SEMARANG, KOMPAS.com- Jika buku adalah jendela dunia, maka pustakawan adalah penjaga yang memastikan jendela itu selalu terbuka bagi siapa saja.
Namun di balik tugas mulianya, para penjaga jendela ini seringkali harus berjuang dalam kesunyian, menghadapi ketidakpastian status dan kesejahteraan yang membuat mereka sulit memandang masa depan sendiri.
Kisah-kisah perjuangan ini datang dari para pejuang literasi di Kabupaten Semarang, Jawa Tengah. Mereka adalah potret dari sebuah profesi penting yang nasibnya kerap terabaikan.
Baca juga: Kisah Tiara, Pustakawan RPTRA Rawa Binong yang Menghidupkan Perpustakaan Anak
Salah satu potret itu adalah Muhammad Tohir (40), Petugas Perpustakaan di SMAN 1 Bringin, Kabupaten Semarang.
Siapa sangka, perjalanannya di dunia literasi dimulai dari peran yang jauh berbeda: sebagai petugas bantu tata usaha dan penjaga sekolah.
Kini, hari-harinya diisi dengan merawat buku-buku yang menjadi sumber pengetahuan bagi para siswa.
“Sehari-hari saya menjaga perpus, memasukan buku induk, mengisi daftar buku di Dapodik (Data Pokok Pendidikan). Tugas saya menggantikan pustakawan sebelumnya yang sudah diangkat menjadi P3K (Pegawai Pemerintah dengan Perjanjian Kerja) dan dipindahkan di Kalimantan,” ujarnya saat diwawancarai Kompas.com pada Senin, (15/09/2025).
Tohir adalah satu dari tiga pegawai perpustakaan di sekolahnya yang berstatus Pegawai Tidak Tetap (PTT). Honorarium yang ia terima bersumber dari dana Bantuan Operasional Pendidikan (BOP) Kemendikbudristek dan disalurkan ke satuan pendidikan di Provinsi Jawa Tengah.
Dari segi kesejahteraan, Tohir berusaha untuk selalu merasa cukup. Meski sebagai kepala keluarga, wajar jika ia ingin hidup lebih makmur.
“Ketimbang dulu gaji saya sudah sesuai dengan Upah Minimum Kabupaten (UMK) meskipun saya cukup-cukupkan untuk menghidup istri dan 2 anak saya,” ungkapnya.
Muhammad Tohir (40) salah seorang karyawan perpustakaan di SMAN 1 Bringin Kabupaten Semarang bersua foto disela-sela pekerjaannya di Bringin, Kabupaten Semarang, Senin (15/9/2025) Dengan latar belakang pendidikan SMA, Tohir mengakui kompetensinya belum sebanding dengan pustakawan profesional.
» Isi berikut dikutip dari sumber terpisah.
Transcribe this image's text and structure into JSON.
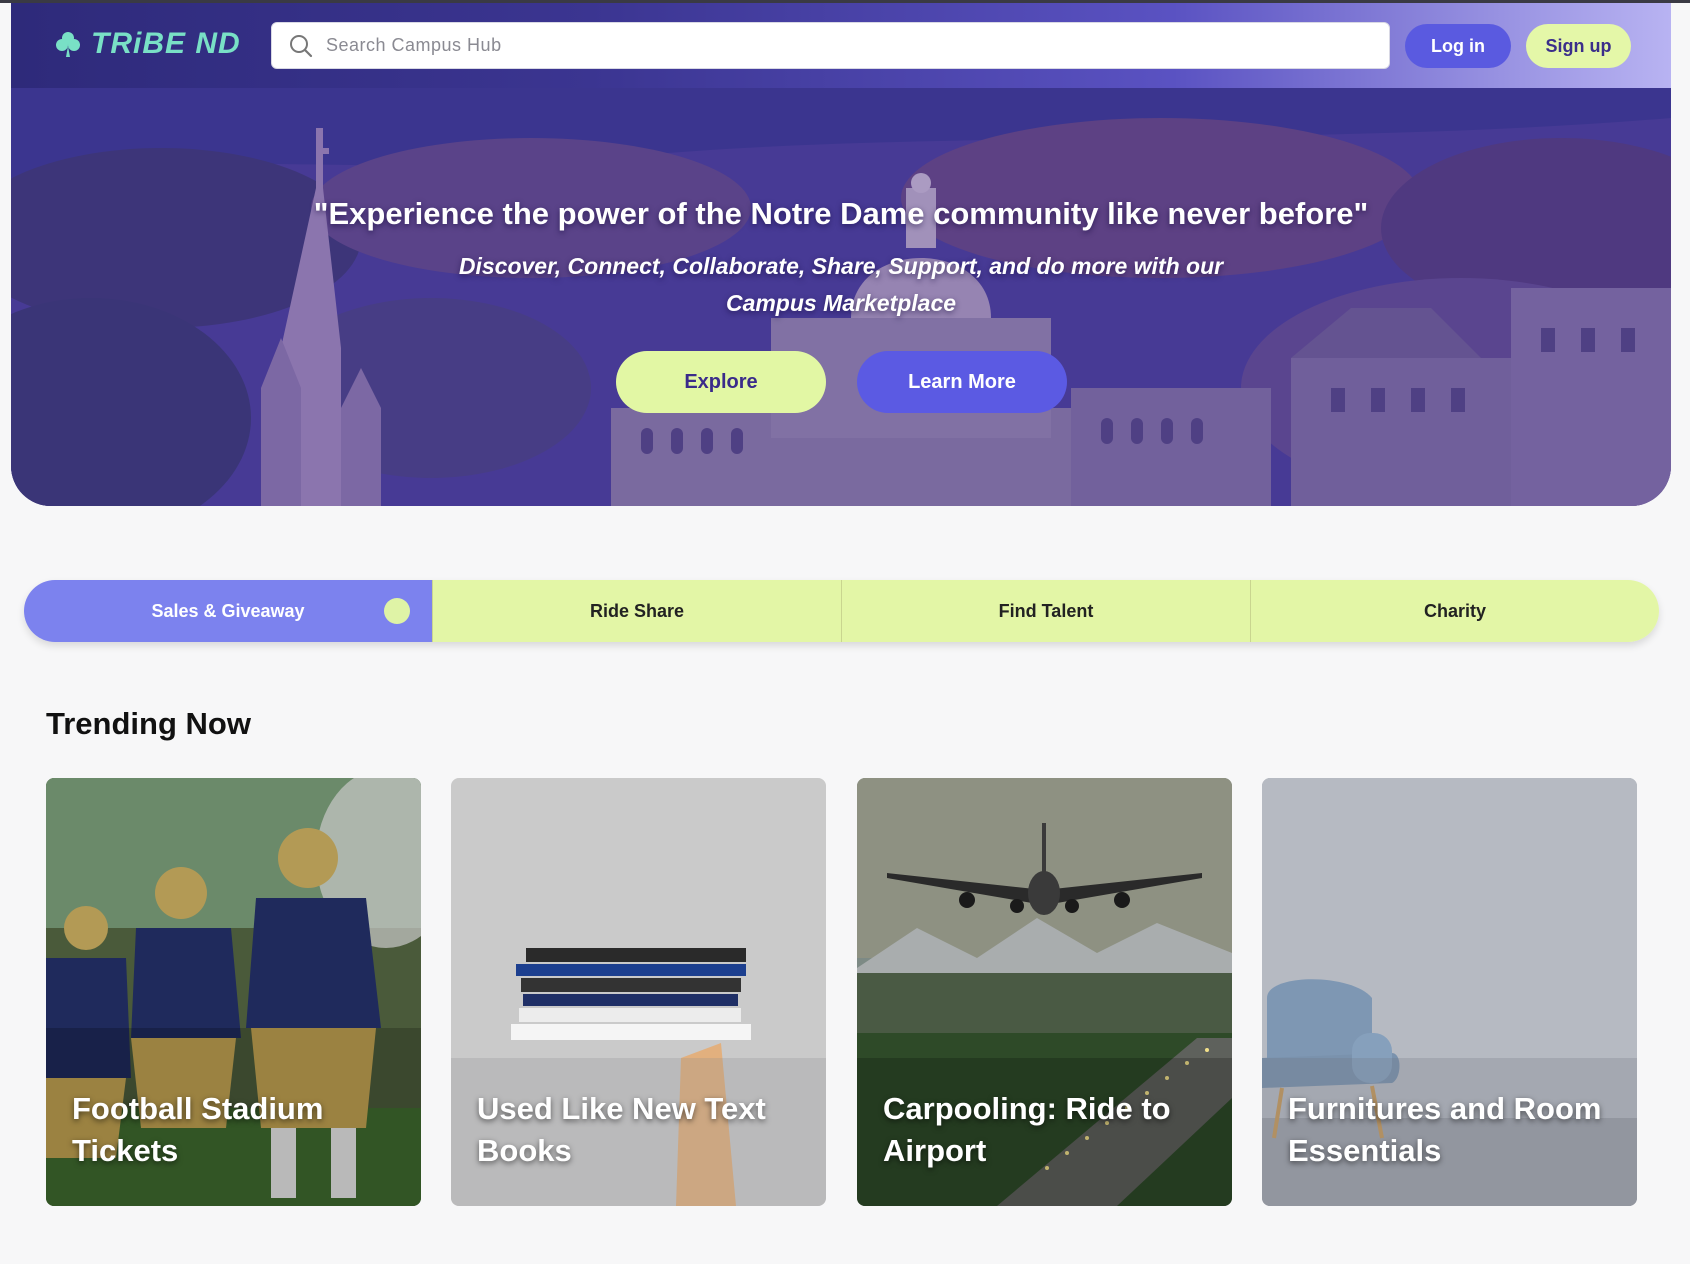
{
  "header": {
    "brand": "TRiBE ND",
    "search_placeholder": "Search Campus Hub",
    "login_label": "Log in",
    "signup_label": "Sign up"
  },
  "hero": {
    "title": "\"Experience the power of the Notre Dame community like never before\"",
    "subtitle": "Discover, Connect, Collaborate, Share, Support, and do more with our Campus Marketplace",
    "explore_label": "Explore",
    "learn_more_label": "Learn More"
  },
  "tabs": [
    {
      "label": "Sales & Giveaway",
      "active": true
    },
    {
      "label": "Ride Share",
      "active": false
    },
    {
      "label": "Find Talent",
      "active": false
    },
    {
      "label": "Charity",
      "active": false
    }
  ],
  "trending": {
    "heading": "Trending Now",
    "cards": [
      {
        "title": "Football Stadium Tickets"
      },
      {
        "title": "Used Like New Text Books"
      },
      {
        "title": "Carpooling: Ride to Airport"
      },
      {
        "title": "Furnitures and Room Essentials"
      }
    ]
  },
  "colors": {
    "accent_purple": "#5a5ae0",
    "accent_lime": "#e3f6a6",
    "brand_teal": "#79e0c6",
    "header_dark": "#2e2a7a"
  }
}
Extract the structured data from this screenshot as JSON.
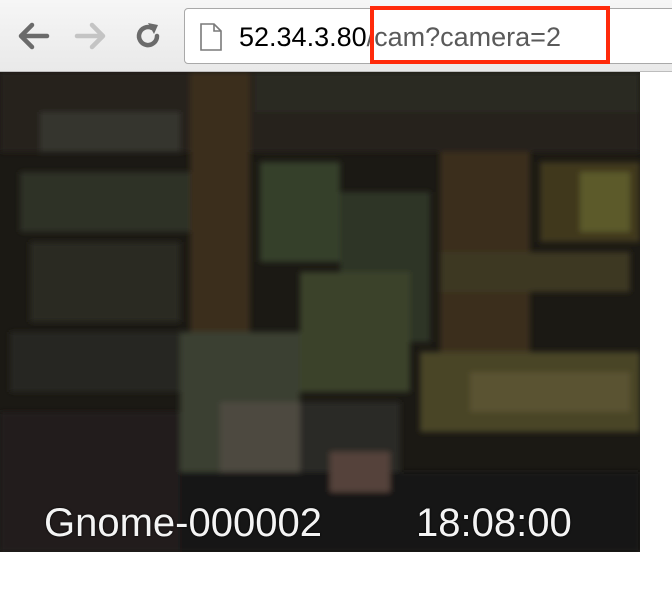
{
  "browser": {
    "url_host": "52.34.3.80",
    "url_path": "/cam?camera=2",
    "back_icon": "arrow-left-icon",
    "forward_icon": "arrow-right-icon",
    "reload_icon": "reload-icon",
    "page_icon": "document-icon",
    "highlight_color": "#ff2a0a"
  },
  "camera": {
    "camera_name": "Gnome-000002",
    "timestamp": "18:08:00"
  }
}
Namun, semangatnya untuk mendapatkan kepastian nasib tak pernah padam.
“Ijazah saya masih SMA, sekarang masih pengajuan P3K, masih tahap administrasi, dan harapannya pengangkatan ini bisa terealisasikan,” tambahnya.
Kepala Perpustakaan SMAN 1 Bringin, Yusnita (46), menjelaskan bahwa kemampuan teknis para stafnya banyak terbentuk dari kebiasaan melayani. Keterbatasan tenaga ahli membuat sekolah harus memaksimalkan sumber daya yang ada.
“Dari tiga pegawai perpustakaan ini sebenarnya malah kelebihan. Sebenarnya dua itu sudah cukup, tapi karena kami juga membagi dengan yang di ruang TU, akhirnya kami berikan tiga. Karena kembali lagi, kami tidak ada sarjana perpustakaan, sehingga kami secara tenaga harus dibantu banyak,” ungkap Yusnita.
Baca juga: Sepenggal Kisah Pustakawan Penjaga Api Literasi di Kediri
Kisah berbeda datang dari generasi yang lebih muda. Dian Widya (22), Pustakawan Muda di MA PSA Nurul Amal, Bandungan, membawa idealisme segar dari bangku kuliah.